Chimata Gold Corporation is looking to acquire Zimbabwe Lithium Company, which was recently granted exclusive development rights for the Kamativi lithium tailings deposit at the Kamativi Tin mine.
Earlier this year, the mining firm signed a “binding letter of intent” (LOI) with Mauritian-headquartered Zimbabwe Lithium Company Limited.
An earlier Provisional Report revealed an exploration target with a volume range of 14,800,000 to 15,080,000 cubic meters and a tonnage range of between 23,000,000 to 25,000,000 metric tonnes of tailings material, the Kamativi Tailings Dump (“KTD”) at a grade range of 0, 29 percent to 1.13 percent Li2O with 70 percent being Spodumene.
Interest in the Kamativi Lithium Tailings has increased over the years as demand in lithium has risen of late.
Over the past two years, from January 2016-2018, South American lithium prices have roughly doubled from $7 000 a ton to over $14 000 a ton, according to Benchmark Minerals Intelligence.
This is due primarily to the rise of electric vehicles (EVs) and hybrids.
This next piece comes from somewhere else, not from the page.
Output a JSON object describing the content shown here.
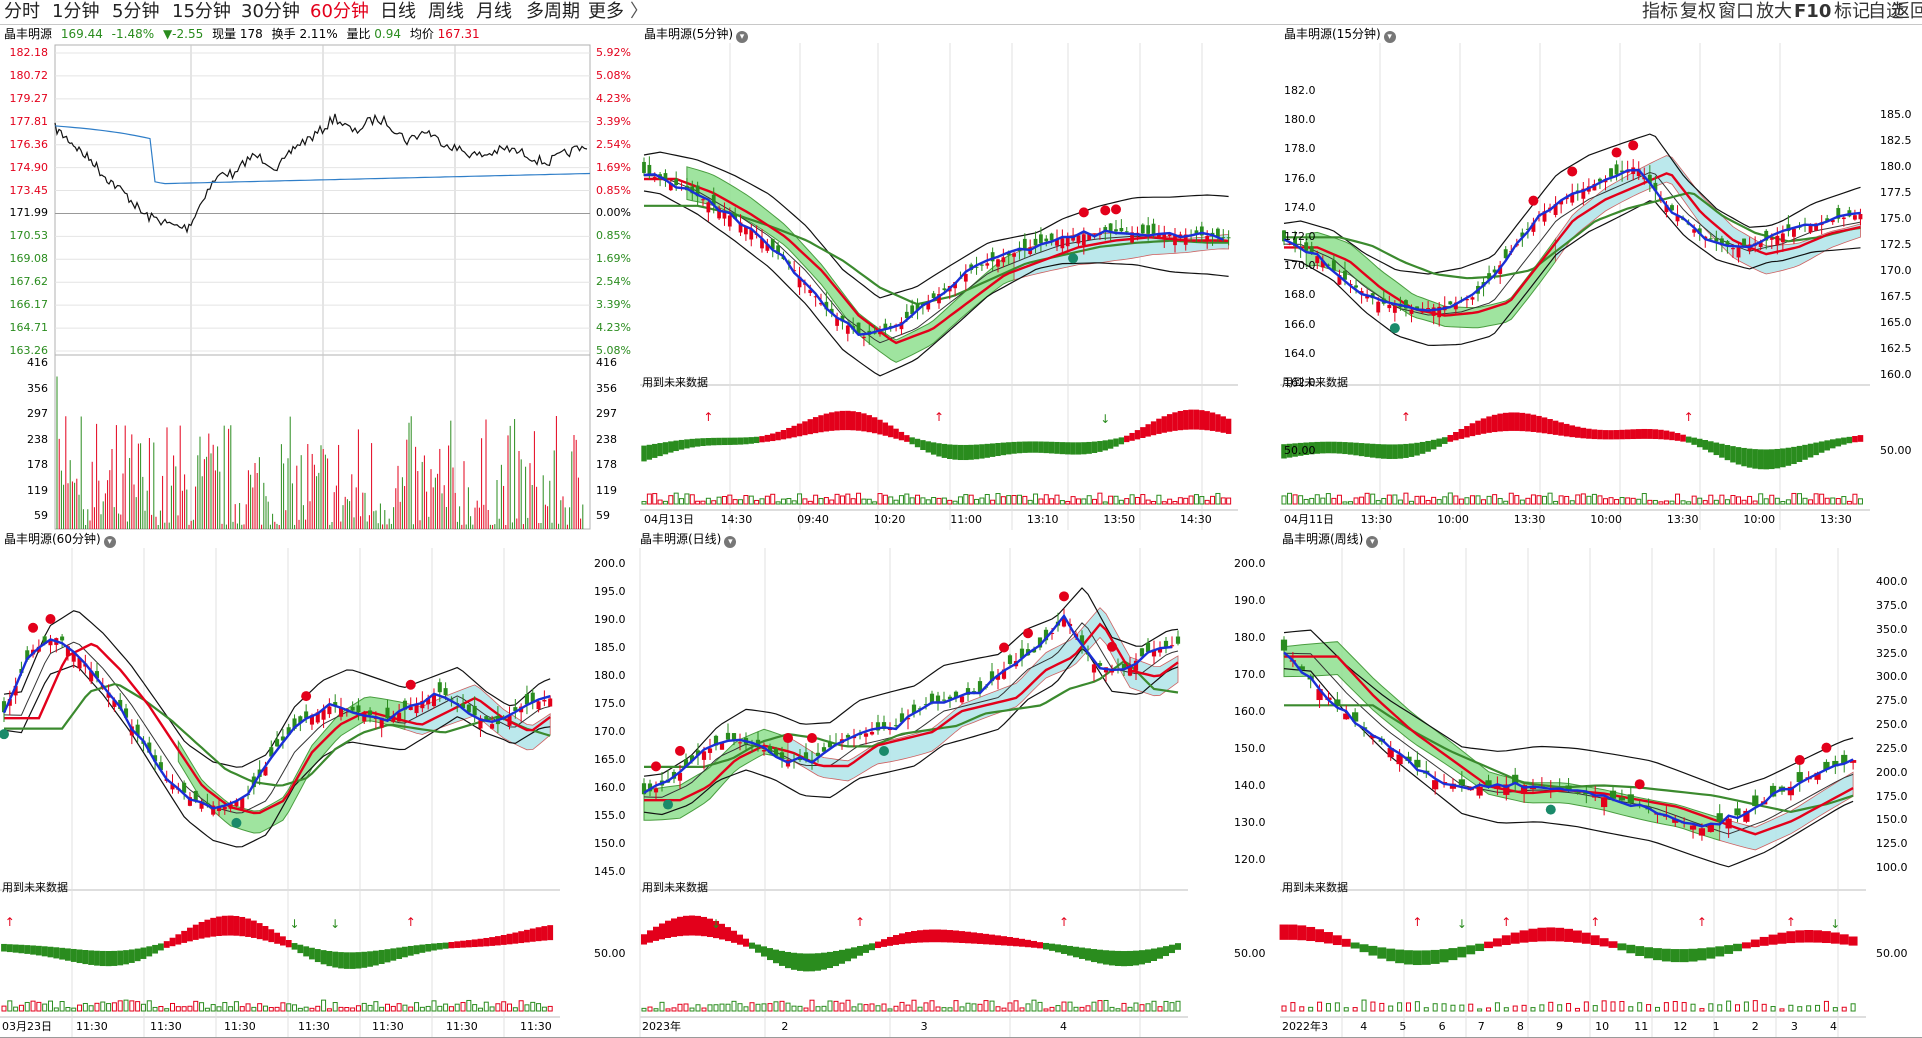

In 2014, global electric vehicle sales were less than 400 000 units; in 2017 that number increased threefold to over 1, 2 million EVs sold.
China is one of the largest consumers of lithium as it relates to electric vehicles and accounted for more than half of global EV sales last year. China is also one of the largest suppliers of lithium, primarily through Ganfeng Lithium Co. and Tianqi Lithium Corp., both of which have grown rapidly in recent years.
Government has placed the Kamativi Lithium Project on the “100-days Rapid Results Initiative.”